Is the British electricity infrastructure aging?

As in most other developed nations, ‘legacy’ electricity infrastructure in the UK can be in need of updating. Also, newer, renewable energy generation infrastructure is often built in areas without existing electricity infrastructure which requires costly new grid connections - so there is competition for prioritising the resources for these aspects. 

The National Infrastructure Commission has stated that investment in electricity networks has not kept up with demand. Its recent assessment found that over 20% of the UK’s critical infrastructure is operating beyond its intended design life. Typical distribution TFs in the UK are now over 60 years old, which is outside of their intended design lifespan.
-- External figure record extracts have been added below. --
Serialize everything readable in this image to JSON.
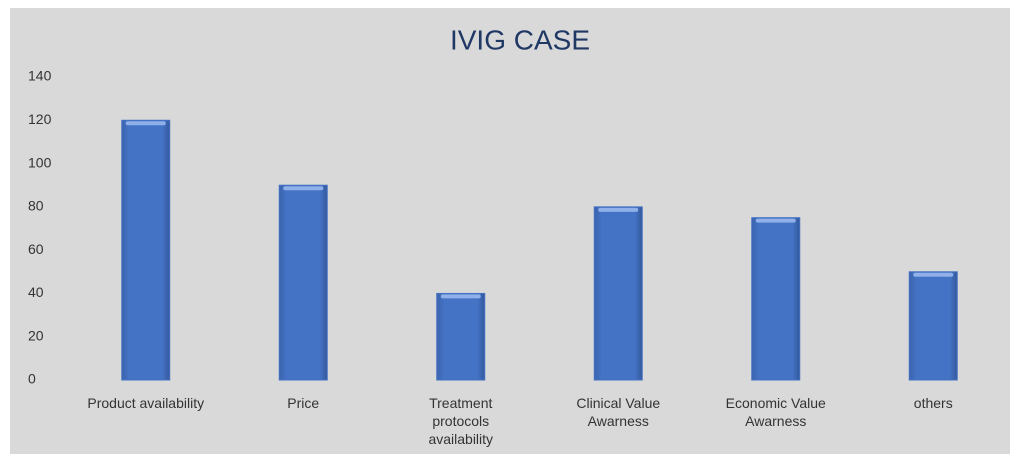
{
  "chart_data": {
    "type": "bar",
    "title": "IVIG CASE",
    "categories": [
      "Product availability",
      "Price",
      "Treatment protocols availability",
      "Clinical Value Awarness",
      "Economic Value Awarness",
      "others"
    ],
    "values": [
      120,
      90,
      40,
      80,
      75,
      50
    ],
    "color": "#4472c4",
    "ylim": [
      0,
      140
    ],
    "yticks": [
      0,
      20,
      40,
      60,
      80,
      100,
      120,
      140
    ],
    "grid": false
  }
}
Normally TFs that are in close proximity would have blast walls between them, but this does not appear to have been the case at North Hyde (the ‘Heathrow’ TF site), likely because when it was constructed, rules requiring blast walls were not in place. We understand that older SST sites are not currently subject to retrospective requirements or remediation programmes to ensure that there is consistency in this regard.

Housing context

New developments will often require SST upgrades/new installations to facilitate the electricity supply to the residential (and in some cases) commercial premises. This will usually involve granting easements to the electricity company (and district network operator, or DNO) and leasing or transferring the SST site to them in some instances.  
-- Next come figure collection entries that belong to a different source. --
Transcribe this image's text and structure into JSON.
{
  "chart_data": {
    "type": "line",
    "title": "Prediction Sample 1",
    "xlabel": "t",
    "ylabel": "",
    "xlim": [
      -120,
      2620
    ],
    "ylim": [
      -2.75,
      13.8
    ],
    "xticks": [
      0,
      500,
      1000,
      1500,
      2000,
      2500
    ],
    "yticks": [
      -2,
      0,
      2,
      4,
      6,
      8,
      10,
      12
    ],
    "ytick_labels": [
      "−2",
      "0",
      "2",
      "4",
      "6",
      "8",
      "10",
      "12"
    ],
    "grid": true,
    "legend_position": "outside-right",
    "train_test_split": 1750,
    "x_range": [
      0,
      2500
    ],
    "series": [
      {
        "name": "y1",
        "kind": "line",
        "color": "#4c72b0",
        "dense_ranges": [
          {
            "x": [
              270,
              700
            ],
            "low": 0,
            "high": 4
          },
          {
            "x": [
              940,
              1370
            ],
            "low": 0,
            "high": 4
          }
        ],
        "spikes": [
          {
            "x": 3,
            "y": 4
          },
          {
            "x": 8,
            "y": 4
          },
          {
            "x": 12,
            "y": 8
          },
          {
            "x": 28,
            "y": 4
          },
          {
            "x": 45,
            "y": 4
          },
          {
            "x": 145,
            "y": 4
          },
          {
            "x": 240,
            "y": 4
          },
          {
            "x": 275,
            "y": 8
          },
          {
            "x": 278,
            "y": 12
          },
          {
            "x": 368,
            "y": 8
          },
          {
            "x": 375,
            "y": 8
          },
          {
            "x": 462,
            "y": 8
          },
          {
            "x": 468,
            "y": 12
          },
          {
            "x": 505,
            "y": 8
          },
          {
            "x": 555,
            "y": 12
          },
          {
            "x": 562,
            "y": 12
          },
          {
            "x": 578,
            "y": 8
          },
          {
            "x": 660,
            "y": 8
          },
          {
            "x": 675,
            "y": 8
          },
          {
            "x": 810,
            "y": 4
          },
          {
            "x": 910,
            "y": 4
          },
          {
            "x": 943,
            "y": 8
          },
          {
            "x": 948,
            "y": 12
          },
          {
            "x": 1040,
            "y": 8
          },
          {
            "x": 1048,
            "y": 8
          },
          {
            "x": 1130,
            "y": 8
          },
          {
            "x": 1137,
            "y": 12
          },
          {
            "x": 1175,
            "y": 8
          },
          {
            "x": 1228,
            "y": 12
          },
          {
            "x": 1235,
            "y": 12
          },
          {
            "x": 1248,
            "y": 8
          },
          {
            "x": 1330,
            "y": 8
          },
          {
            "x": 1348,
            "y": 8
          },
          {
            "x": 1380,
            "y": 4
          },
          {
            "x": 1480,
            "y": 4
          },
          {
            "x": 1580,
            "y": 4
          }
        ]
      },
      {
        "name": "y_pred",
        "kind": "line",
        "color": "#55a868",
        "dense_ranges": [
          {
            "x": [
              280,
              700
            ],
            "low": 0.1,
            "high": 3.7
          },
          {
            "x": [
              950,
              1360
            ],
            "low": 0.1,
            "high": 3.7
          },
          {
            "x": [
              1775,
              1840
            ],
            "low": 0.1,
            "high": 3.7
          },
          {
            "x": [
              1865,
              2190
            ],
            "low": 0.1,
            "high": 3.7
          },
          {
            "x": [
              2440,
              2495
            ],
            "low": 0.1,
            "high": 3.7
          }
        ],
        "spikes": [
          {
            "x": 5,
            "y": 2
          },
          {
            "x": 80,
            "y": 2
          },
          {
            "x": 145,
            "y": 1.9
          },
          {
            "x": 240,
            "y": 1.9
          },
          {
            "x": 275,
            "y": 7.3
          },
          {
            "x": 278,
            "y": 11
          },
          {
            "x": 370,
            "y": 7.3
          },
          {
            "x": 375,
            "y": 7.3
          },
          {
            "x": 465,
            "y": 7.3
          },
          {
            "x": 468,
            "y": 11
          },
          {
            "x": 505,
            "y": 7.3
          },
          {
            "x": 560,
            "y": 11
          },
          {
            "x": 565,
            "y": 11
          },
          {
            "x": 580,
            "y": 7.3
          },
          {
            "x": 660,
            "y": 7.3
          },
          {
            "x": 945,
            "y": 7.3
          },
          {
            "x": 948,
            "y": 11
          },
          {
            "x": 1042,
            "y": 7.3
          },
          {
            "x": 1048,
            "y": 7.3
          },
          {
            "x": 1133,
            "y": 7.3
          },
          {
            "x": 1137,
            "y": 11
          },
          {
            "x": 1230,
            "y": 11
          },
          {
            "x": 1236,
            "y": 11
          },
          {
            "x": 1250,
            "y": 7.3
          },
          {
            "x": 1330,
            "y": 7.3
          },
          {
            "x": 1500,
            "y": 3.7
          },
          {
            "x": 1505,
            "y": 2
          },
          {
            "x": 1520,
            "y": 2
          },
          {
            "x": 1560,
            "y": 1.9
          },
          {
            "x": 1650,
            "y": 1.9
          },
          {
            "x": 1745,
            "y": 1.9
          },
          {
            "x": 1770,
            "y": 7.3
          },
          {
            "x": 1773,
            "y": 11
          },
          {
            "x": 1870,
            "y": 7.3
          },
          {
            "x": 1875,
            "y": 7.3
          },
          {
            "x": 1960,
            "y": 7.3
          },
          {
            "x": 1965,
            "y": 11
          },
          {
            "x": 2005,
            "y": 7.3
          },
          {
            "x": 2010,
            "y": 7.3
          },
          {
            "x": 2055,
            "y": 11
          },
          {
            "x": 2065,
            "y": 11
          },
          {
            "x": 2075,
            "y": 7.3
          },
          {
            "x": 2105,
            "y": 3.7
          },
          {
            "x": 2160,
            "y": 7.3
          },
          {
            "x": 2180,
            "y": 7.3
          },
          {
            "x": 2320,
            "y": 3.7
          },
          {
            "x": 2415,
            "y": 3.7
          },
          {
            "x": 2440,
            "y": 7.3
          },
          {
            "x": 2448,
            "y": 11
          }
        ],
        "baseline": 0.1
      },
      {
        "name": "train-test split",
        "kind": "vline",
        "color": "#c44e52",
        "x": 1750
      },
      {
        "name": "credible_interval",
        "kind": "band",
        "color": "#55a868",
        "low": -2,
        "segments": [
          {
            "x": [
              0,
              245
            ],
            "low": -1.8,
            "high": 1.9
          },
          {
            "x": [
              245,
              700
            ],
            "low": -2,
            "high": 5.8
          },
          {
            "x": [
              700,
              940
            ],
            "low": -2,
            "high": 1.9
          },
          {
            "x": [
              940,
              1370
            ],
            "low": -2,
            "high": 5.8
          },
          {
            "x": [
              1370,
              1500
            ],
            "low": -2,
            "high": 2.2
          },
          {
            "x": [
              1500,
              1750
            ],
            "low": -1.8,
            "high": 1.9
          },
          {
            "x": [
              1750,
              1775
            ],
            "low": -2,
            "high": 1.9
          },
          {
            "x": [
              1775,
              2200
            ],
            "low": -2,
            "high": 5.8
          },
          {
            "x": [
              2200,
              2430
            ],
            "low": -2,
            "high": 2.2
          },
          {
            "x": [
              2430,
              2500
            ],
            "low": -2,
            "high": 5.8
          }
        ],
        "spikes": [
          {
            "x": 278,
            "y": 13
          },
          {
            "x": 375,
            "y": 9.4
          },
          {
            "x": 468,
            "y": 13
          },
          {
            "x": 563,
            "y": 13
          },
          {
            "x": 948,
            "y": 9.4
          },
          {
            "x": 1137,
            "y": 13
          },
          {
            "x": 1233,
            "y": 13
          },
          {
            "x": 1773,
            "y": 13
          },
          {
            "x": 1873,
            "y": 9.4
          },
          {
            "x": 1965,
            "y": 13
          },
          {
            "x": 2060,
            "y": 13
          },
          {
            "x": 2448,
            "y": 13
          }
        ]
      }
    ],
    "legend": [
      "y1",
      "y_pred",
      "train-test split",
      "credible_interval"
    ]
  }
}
The electricity company and DNO must comply with their statutory obligations relating to minimising fire risk and ensuring the safety of the SST site. However we would always recommend to clients to include express covenants relating to the maintenance and repair of the SST (and any ancillary equipment) in the appropriate easement deed, transfer or lease, and the forms of documentation often used by the utility companies ought to provide for this.

Closing thoughts

Since the fire in Sellindge, upgrades at this strategically important facility have meant that the site now benefits from a comprehensive fire protection system aimed at ensuring protection from both the spread of fire and the risk it could pose to the building’s structural integrity.
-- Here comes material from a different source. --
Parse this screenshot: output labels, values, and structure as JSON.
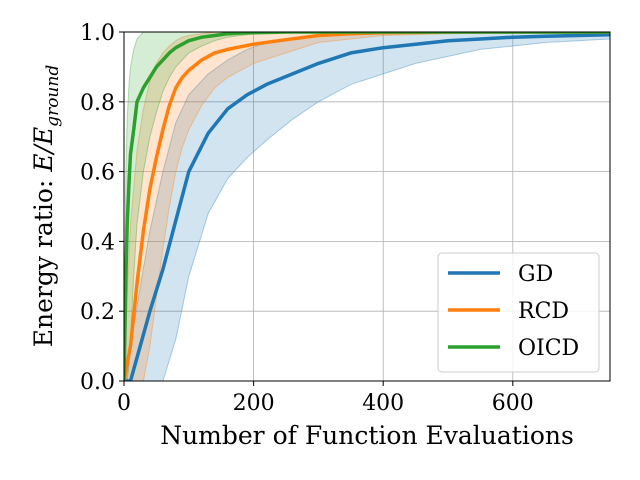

It is reported that the Heathrow airport shutdown is expected to cost the airline industry about £60 – £70 million, which is probably not far away from what it would cost to install enough backup generation to enable Heathrow to operate off grid for a day or two. The west London area is running short of electricity capacity, so the ability to run Heathrow with onsite generation could be of value to both National Grid and SSEN (Scottish and Southern Electricity Networks) as they manage local grid congestion and the challenges associated with demand growth, not least from datacentres. 

Heathrow is currently served by aviation fuel pipelines, and the local area is covered by the natural gas network, so providing fuel for on-site energy generation should not be difficult.  Installation of a gas-fired power plant may be a logical choice, but this would unlikely be a net-zero solution.

The incident was seen by some as embarrassing for the UK and that the Heathrow blackout after the substation fire highlights our infrastructure vulnerability across the country. It also points towards a tension between economic growth objectives and the promotion of net-zero. It will be interesting to follow what approach is taken by politicians and the energy industry, both in the context of one of the world’s busiest airports, but also across the wider network.